ACS logoMelanoma is a cancer of the pigment producing cells in the skin, called as melanocytes. It is believed to be the most serious form of skin cancer. Pertaining to the above topic, researchers in Australia are accounting for development and testing in laboratory animals of a likely new material for detecting malignant melanoma.

About 130,000 new cases of malignant melanoma apparently arise every year all over the world. Patients could respond to treatment well, if they are detected in the early stages.
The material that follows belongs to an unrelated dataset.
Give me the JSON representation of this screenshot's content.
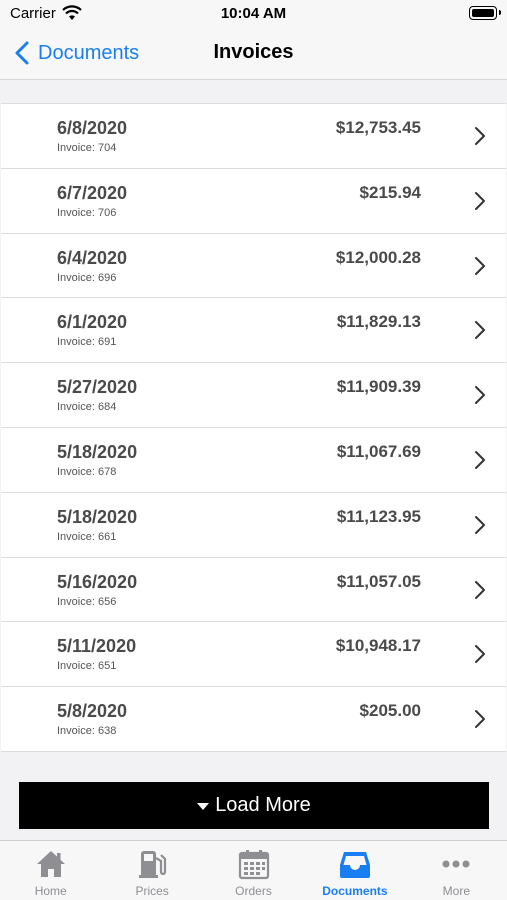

The positron emission tomography (PET) scans sometimes used for diagnosis may occasionally fail to spot small cancers, thereby postponing diagnosis and treatment.

Ivan Greguric and colleagues, operating in the Cooperative Research Consortium for Biomedical Imaging Develop, an Australian Government funded research group, worked on this research.

The researchers apparently looked out for better ways of diagnosis. During the research, they found a new group of radioactive imaging agents known as fluoronicotinamides, which they tested in laboratory mice, who had melanoma. The researchers noted that this substance apparently exposed melanoma cells with more precision as compared to imaging agents presently in use.

Therefore, this substance could turn out to be a ‘superior’ PET imaging agent for enhancing the diagnosis and supervising the effectiveness melanoma treatment.

Clinical trials with this latest agent are supposedly now planned for 2010.

This research was published in the ACS’ Journal of the Medicinal Chemistry, a bi-weekly publication.